While providing the first published biographical study of Connor, Bull also traces the evolution of the civil rights movement in Birmingham. The book amplifies traditional one-dimensional accounts through the use of such primary sources a s Connor FBI files gained from a Freedom of Information request, Connor papers discovered in an old fire station about to be demolished, files from a law firm which represented Connor, interviews, and newspaper files. Connor’s racist image remains intact, but a more complete portrait of the controversial commissioner emerges.
Eugene “Bull” Connor gained infamy during the spring of 1963 as the heavy-handed Birmingham police commissioner who turned power hoses and police dogs on the black demonstrators led by Martin Luther King, Jr. Bull Connor and Birmingham symbolized hard-line Southern racism. Connor’s actions received national and international media coverage, which dramatized the plight of black people in segregated areas, giving the civil rights movement much-needed attention. After viewing television reports of the fire-hose and police-dogs episode, President John Kennedy said, “The civil rights movement should thank God for Bull Connor. He helped is as much as Abraham Lincoln.”
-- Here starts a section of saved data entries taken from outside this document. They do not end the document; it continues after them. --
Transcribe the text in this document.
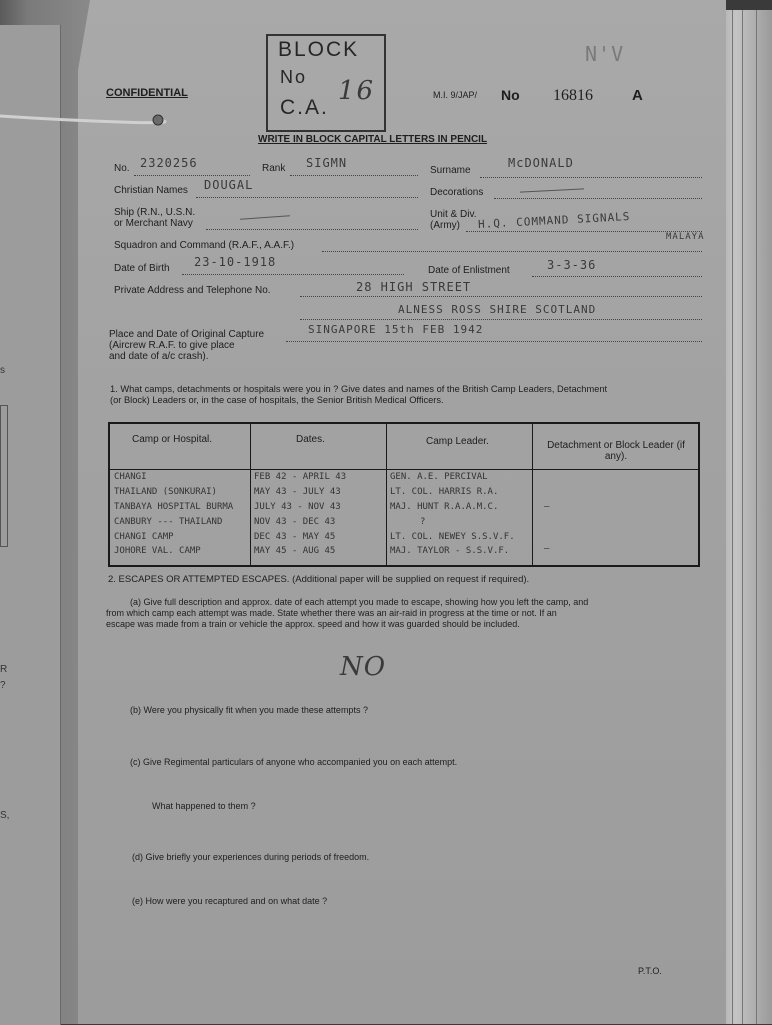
s
R
?
S,
BLOCK
No
C.A.
16
N'V
CONFIDENTIAL	M.I. 9/JAP/ No 16816	A
WRITE IN BLOCK CAPITAL LETTERS IN PENCIL
No. 2320256	Rank SIGMN
Surname
McDONALD
Christian Names DOUGAL
Decorations
Ship (R.N., U.S.N.
or Merchant Navy
Unit & Div.
(Army) H.Q. COMMAND SIGNALS
MALAYA
Squadron and Command (R.A.F., A.A.F.)
Date of Birth 23-10-1918
Date of Enlistment	3-3-36
Private Address and Telephone No.	28 HIGH STREET
ALNESS ROSS SHIRE SCOTLAND
Place and Date of Original Capture
(Aircrew R.A.F. to give place
and date of a/c crash).
SINGAPORE 15th FEB 1942
1. What camps, detachments or hospitals were you in ? Give dates and names of the British Camp Leaders, Detachment
(or Block) Leaders or, in the case of hospitals, the Senior British Medical Officers.
Camp or Hospital.	Dates.	Camp Leader.	Detachment or Block Leader (if any).
CHANGI	FEB 42 - APRIL 43	GEN. A.E. PERCIVAL
THAILAND (SONKURAI)	MAY 43 - JULY 43	LT. COL. HARRIS R.A.
TANBAYA HOSPITAL BURMA JULY 43 - NOV 43	MAJ. HUNT R.A.A.M.C.	—
CANBURY --- THAILAND	NOV 43 - DEC 43	?
CHANGI CAMP	DEC 43 - MAY 45	LT. COL. NEWEY S.S.V.F.
JOHORE VAL. CAMP	MAY 45 - AUG 45	MAJ. TAYLOR - S.S.V.F.	—
2. ESCAPES OR ATTEMPTED ESCAPES. (Additional paper will be supplied on request if required).
(a) Give full description and approx. date of each attempt you made to escape, showing how you left the camp, and
from which camp each attempt was made. State whether there was an air-raid in progress at the time or not. If an
escape was made from a train or vehicle the approx. speed and how it was guarded should be included.
NO
(b) Were you physically fit when you made these attempts ?
(c) Give Regimental particulars of anyone who accompanied you on each attempt.
What happened to them ?
(d) Give briefly your experiences during periods of freedom.
(e) How were you recaptured and on what date ?
P.T.O.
Bull Connor was an unlikely catalyst for the civil rights movement. Rather than forestalling integration, his response to the 1963 demonstrations hastened the demise of the dual society of which he became a symbol. Within weeks of King’s much-publicized Birmingham campaign, Congress took the first steps toward enacting the most sweeping civil rights legislation in American history. Birmingham was a turning point in the civil rights struggle, and Connor was the movement’s perfect adversary.